Member of the Legislative Assembly of Quebec for Montréal-Est
- In office 1871–1875
- Preceded by: George-Étienne Cartier
- Succeeded by: Louis-Olivier Taillon

Personal details
- Born: May 30, 1824 Sault-au-Récollet (Montréal-Nord), Lower Canada
- Died: July 16, 1883 (aged 59) Montreal, Quebec
- Party: Liberal

= Ferdinand David (politician) =

Canadian politician

Ferdinand David (May 30, 1824 - July 16, 1883) was a building contractor and political figure in Quebec. He represented Montréal-Est in the Legislative Assembly of Quebec from 1871 to 1875 as a Conservative member.

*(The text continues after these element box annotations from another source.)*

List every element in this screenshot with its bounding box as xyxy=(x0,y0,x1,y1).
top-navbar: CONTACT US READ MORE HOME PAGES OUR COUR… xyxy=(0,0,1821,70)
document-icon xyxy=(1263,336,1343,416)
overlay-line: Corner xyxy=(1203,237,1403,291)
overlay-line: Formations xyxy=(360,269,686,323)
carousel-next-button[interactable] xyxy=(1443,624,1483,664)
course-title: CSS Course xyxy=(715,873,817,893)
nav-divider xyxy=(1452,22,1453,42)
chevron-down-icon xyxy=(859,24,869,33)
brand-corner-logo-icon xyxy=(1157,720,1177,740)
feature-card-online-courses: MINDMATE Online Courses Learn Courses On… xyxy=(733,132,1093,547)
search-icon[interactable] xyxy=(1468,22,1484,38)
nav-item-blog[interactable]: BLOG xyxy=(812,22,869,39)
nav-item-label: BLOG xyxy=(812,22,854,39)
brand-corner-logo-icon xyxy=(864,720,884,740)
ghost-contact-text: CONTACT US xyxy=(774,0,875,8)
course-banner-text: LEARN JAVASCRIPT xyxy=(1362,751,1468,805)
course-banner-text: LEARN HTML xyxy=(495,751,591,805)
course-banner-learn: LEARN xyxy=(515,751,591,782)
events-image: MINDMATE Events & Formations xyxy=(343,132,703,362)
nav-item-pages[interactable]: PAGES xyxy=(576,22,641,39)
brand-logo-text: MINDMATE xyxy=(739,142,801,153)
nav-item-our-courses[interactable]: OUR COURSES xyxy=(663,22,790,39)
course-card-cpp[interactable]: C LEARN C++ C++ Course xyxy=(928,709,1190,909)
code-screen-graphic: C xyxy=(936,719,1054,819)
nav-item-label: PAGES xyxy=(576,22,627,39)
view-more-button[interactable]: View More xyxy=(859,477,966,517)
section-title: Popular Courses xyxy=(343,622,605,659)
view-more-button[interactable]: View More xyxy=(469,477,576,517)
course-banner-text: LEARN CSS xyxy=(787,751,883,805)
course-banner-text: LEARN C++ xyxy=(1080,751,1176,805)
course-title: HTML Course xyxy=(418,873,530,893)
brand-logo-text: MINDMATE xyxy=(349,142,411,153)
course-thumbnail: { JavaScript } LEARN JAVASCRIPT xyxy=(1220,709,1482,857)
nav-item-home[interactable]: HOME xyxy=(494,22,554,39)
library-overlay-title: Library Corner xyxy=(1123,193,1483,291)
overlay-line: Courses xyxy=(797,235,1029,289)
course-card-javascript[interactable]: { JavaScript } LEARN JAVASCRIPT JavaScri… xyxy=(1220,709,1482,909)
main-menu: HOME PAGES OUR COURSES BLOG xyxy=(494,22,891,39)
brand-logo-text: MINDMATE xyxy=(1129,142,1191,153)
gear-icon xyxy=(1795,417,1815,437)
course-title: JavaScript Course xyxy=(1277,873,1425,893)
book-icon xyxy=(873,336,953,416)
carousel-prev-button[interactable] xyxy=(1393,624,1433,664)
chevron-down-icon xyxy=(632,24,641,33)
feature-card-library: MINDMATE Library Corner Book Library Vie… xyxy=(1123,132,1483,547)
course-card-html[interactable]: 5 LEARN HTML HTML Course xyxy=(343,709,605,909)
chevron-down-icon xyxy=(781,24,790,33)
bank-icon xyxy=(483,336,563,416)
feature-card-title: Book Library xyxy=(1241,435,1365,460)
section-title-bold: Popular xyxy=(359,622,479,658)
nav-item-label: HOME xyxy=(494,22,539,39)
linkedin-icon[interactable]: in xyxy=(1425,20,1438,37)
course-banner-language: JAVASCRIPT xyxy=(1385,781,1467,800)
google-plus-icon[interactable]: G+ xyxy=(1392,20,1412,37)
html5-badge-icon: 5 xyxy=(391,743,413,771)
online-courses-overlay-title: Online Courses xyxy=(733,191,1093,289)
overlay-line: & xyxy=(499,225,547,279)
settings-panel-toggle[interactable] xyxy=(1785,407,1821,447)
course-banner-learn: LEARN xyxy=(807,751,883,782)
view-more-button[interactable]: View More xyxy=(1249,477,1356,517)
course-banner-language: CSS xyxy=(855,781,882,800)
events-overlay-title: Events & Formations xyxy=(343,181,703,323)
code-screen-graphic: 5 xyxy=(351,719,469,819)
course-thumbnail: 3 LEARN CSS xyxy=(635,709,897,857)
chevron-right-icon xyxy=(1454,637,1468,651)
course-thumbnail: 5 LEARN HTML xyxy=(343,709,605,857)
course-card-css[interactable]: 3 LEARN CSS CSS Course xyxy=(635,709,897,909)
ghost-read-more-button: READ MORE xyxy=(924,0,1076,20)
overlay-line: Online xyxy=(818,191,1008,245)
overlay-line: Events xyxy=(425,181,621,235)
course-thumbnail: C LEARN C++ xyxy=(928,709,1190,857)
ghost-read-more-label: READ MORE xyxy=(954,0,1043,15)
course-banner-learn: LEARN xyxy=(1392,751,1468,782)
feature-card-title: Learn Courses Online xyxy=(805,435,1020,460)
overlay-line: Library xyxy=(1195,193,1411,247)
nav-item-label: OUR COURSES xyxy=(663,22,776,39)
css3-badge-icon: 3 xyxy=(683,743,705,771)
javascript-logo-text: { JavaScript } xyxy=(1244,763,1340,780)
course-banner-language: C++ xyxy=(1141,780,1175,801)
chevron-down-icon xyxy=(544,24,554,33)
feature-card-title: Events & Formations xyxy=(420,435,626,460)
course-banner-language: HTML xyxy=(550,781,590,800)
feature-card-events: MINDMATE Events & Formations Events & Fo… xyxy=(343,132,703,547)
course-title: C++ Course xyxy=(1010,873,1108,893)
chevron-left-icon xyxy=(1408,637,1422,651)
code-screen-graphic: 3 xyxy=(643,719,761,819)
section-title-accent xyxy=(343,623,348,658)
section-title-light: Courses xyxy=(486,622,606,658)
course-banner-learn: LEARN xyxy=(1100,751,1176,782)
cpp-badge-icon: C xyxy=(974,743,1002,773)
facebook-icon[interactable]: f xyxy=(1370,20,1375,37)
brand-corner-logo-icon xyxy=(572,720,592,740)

He was born Ferdinand-Conon David in Sault-au-Récollet, Lower Canada, the son of David-Fleury David and Cécile Poitras. He was educated locally, also learning the trade of carpentry, and later worked as a painter and coach-builder in Montreal. David then worked as a building contractor before joining a firm with Sévère Rivard, lawyer Gustave-Adolphe Drolet and architect Michel Laurent which specialized in real estate and house construction. He served on Montreal city council from 1861 to 1877; David served as chairman of the roads committee and ran unsuccessfully for the post of mayor. He was married twice: to Olive Boyer, dit Quintal in 1844 and to Sophie Homier, the widow of Joseph Papin, in 1868. David was involved in the temperance movement of the time. He also was vice-president of the Saint-Jean-Baptiste Society at Montreal, president of the Société de l’Union Saint-Joseph de Montréal and the Société de Colonisation de Montréal, and a director of the Montreal Northern Colonization Railway. He died in Montreal at the age of 59 and was buried in the Notre Dame des Neiges Cemetery.